I will lead the rebranding effort, but we have a special team managing the entire process. In Romania the involvement was higher, and a bit more personal to be honest, as it was the first rebranding under my leadership, and because I’m Romanian.

How long will the whole rebranding process take and what will be the most important steps in the process, in Romania and worldwide?

The global rebranding will be finalised at the end of next year, 2018. In Romania, we’re aiming for the end of this year, but it depends on how fast Romanians will become familiarized with the new brand, which we’ll monitor constantly. Being an online retailer, we have additional challenges compared with brick and mortar retailers.

Who is Notino right now and what do you want it to become?

Notino is now a very appreciated and successful functional e-commerce brand. My goal is to transform it into a meaningful, loved beauty brand, that connects with customers far beyond function, a brand that inspires, not just helps, with a clear social purpose: to democratise and demystify the beauty industry, to make the best and the most popular beauty products accessible to smart customers.
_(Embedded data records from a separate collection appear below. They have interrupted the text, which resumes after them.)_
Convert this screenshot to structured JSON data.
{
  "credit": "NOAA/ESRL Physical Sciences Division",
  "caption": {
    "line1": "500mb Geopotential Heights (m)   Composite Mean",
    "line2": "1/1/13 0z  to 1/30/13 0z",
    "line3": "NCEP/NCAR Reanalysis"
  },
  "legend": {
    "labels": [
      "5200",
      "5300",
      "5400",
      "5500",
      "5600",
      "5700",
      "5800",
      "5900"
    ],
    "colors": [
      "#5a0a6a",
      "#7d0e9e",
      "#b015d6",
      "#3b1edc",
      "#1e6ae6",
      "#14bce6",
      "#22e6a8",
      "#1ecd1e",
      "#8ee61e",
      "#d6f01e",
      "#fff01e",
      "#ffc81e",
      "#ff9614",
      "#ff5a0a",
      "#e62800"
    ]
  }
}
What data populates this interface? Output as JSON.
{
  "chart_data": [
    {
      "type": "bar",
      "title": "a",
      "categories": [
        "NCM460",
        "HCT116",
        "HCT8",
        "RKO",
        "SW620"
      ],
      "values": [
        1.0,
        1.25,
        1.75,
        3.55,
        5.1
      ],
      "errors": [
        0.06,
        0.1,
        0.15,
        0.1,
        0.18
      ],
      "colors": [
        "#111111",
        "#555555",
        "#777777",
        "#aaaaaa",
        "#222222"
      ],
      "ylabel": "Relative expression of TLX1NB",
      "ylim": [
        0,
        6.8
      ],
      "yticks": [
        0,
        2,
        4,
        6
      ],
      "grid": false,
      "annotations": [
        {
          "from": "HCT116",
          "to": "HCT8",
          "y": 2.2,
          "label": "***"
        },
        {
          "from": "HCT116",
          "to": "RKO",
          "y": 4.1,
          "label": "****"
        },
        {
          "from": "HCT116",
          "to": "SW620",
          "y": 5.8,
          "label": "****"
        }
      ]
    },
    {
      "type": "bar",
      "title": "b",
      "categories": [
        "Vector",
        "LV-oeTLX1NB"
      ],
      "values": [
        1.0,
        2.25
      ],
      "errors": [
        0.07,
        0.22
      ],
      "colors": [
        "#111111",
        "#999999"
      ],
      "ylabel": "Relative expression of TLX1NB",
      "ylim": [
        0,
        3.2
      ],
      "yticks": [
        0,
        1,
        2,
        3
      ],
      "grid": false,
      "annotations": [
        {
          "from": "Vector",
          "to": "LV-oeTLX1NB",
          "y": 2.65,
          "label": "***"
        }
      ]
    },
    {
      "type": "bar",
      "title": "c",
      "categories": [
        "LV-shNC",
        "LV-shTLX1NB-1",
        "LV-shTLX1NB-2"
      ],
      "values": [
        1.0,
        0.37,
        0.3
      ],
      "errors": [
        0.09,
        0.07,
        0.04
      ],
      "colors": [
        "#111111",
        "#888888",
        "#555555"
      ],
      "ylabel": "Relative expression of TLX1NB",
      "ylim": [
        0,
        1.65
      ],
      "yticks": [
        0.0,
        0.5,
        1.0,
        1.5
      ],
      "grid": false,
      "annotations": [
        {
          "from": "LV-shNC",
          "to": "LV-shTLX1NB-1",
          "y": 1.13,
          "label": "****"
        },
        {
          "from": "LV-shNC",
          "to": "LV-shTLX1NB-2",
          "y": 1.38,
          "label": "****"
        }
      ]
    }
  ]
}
Beauty should be accessible for everybody; when people feel at their most beautiful selves, they are more confident and creative to go after their dreams, and make the world beautiful in return.

What do you believe are the most important professional decisions you have taken in your life so far?

Staying in this industry. Many people leave this domain when things get too complicated or too difficult or too repetitive. They change course radically – some find themselves by doing that, but most of them lose themselves completely. I strive to reinvent myself within the industry I know and love, rather than outside of it.

Is there anything you would do differently, with the knowledge you have now? Why?

All decisions I took were, at that moment, the best decisions for me. Anything else doesn’t really matter.

You have been an amazing professional strategist, planning your big, important moves ahead. How essential is the strategy in order to achieve a very good professional status and position?

My “big, important moves” as you call them, were not always as deliberate and rational as the word strategist may seem to indicate; I did build a good career, that seems very strategically planned as we look back today, but intuition, vision, and gut feeling played crucial roles.

I think that the essential thing in a career is to do a good job wherever you are. Delivering good work that delivers results (and not being a total arse while doing it, but trying to bring good energy and to be fair) is the best professional recommendation – that is what achieves status and position. I also think it’s vital to have the courage to shake things up in your own life when you’re in a too comfortable zone, when you feel that you’re not growing anymore, or you simply don’t feel that you belong somewhere anymore.

Last but not least, I think flair to sense the next best thing is also quite important.

My career has been based on all 3 things. And this is not very common. I think few people actually give their absolute best when they work – I personally can’t function in any other way. Even fewer have the courage to change things long before they are broken, just out of hunger for new challenges – I personally love a good challenge.

 

Gabriela Lungu

With 20 years’ experience in marketing and communication, Gabriela Lungu successfully led two communication companies in Romania: Ogilvy Public Relations (2002-2006) and THE PRACTICE (today MSLGROUP The Practice), the company she founded in 2006 which was purchased by Publicis Groupe in 2013. For the past 4 years, Lungu has been living in London, UK, where she worked for some of the most renowned communication companies in the world: Weber Shandwick (in the positions of consumer marketing practice leader for EMEA and chief creative officer UK and EMEA) and TBWA\London (as creative partner).